Immaginate quindi di tornare un po’ indietro nel tempo, appena prima della Rivoluzione Industriale, in un qualsiasi paese di campagna, circondato dai boschi di qualche signore terriero. La notte è sconsigliabile andare in giro da soli, le uniche luci a disposizione sono quelle dei propri occhi. Di lupi ce ne sono, o almeno si dice ce ne siano, questo basta. Cosa può fare l’uomo medievale che vive in queste terre se non chiudersi in casa a raccontare storie? Di cosa parleranno questi racconti del focolare? Di quello che c’è fuori, della immensa massa tenebrosa e degli orrori che nasconde.
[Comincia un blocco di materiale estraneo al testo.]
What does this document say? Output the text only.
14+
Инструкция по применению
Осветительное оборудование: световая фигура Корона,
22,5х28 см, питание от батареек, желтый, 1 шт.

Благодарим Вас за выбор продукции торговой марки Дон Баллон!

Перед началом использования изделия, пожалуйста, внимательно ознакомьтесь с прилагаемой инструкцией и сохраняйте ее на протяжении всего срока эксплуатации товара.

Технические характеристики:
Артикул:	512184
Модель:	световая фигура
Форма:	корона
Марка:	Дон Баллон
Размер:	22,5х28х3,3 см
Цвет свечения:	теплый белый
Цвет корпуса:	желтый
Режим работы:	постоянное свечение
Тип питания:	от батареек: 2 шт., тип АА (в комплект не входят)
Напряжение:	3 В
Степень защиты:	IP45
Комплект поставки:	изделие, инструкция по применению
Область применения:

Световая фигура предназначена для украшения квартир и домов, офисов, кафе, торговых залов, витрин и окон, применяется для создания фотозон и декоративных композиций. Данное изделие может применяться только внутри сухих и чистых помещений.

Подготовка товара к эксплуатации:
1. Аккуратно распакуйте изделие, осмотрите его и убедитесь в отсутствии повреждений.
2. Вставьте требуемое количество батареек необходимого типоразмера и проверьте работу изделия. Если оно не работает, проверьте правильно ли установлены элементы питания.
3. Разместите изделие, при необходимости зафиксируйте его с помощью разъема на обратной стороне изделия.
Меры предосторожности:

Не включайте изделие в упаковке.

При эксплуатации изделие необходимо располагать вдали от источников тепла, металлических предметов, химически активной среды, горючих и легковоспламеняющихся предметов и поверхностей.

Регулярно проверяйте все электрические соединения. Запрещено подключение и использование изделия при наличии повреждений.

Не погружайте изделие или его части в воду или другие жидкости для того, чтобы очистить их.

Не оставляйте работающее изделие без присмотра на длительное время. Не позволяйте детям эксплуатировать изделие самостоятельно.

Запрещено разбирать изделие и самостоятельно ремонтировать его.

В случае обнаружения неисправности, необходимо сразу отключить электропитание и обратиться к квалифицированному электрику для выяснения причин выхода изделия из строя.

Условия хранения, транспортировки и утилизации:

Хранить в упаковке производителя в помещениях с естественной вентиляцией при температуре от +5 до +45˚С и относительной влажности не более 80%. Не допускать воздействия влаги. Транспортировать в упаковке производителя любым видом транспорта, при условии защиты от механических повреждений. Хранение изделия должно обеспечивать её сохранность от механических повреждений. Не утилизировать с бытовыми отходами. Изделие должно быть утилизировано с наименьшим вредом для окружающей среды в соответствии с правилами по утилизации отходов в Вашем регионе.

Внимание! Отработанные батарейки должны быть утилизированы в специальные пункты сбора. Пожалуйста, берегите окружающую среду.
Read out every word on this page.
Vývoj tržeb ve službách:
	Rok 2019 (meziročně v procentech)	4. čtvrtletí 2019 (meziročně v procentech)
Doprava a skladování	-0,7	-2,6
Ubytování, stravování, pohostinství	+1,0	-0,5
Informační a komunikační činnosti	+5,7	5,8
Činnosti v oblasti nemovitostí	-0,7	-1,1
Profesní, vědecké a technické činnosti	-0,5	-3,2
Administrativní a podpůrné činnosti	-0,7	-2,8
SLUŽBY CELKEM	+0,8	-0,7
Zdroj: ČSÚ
Alexandre Dumas (padre) si appropria di una di queste storie e ci mette  il titolo di Il signore dei lupi (Piano B, pp. 163, euro 12). Non sarebbe poi tanto strano se l’avesse effettivamente sentita da un anziano cacciatore, come dice lui stesso, uno di quei vecchi che amano spaventare i bambini irrequieti.

Ed ecco la storia di Thibault, giovane e invidioso zoccolaio che vendette l’anima al Diavolo per poter esaudire ogni desiderio che recasse danno agli altri. Per ogni richiesta un capello diventerà rosso, rosso come il sangue e come le fiamme dell’Inferno. Suoi amici saranno i lupi della foresta, devoti servitori di Satana. Questa è la storia. E niente più. Si sa come vanno a finire i contratti stipulati con Belzebù. Ma niente filosofia, niente tragedia marlowiana o mattonelle faustiane. E’ un libro dell’ottocento, scritto da uno che i libri li voleva vendere.  Allora perché leggerlo?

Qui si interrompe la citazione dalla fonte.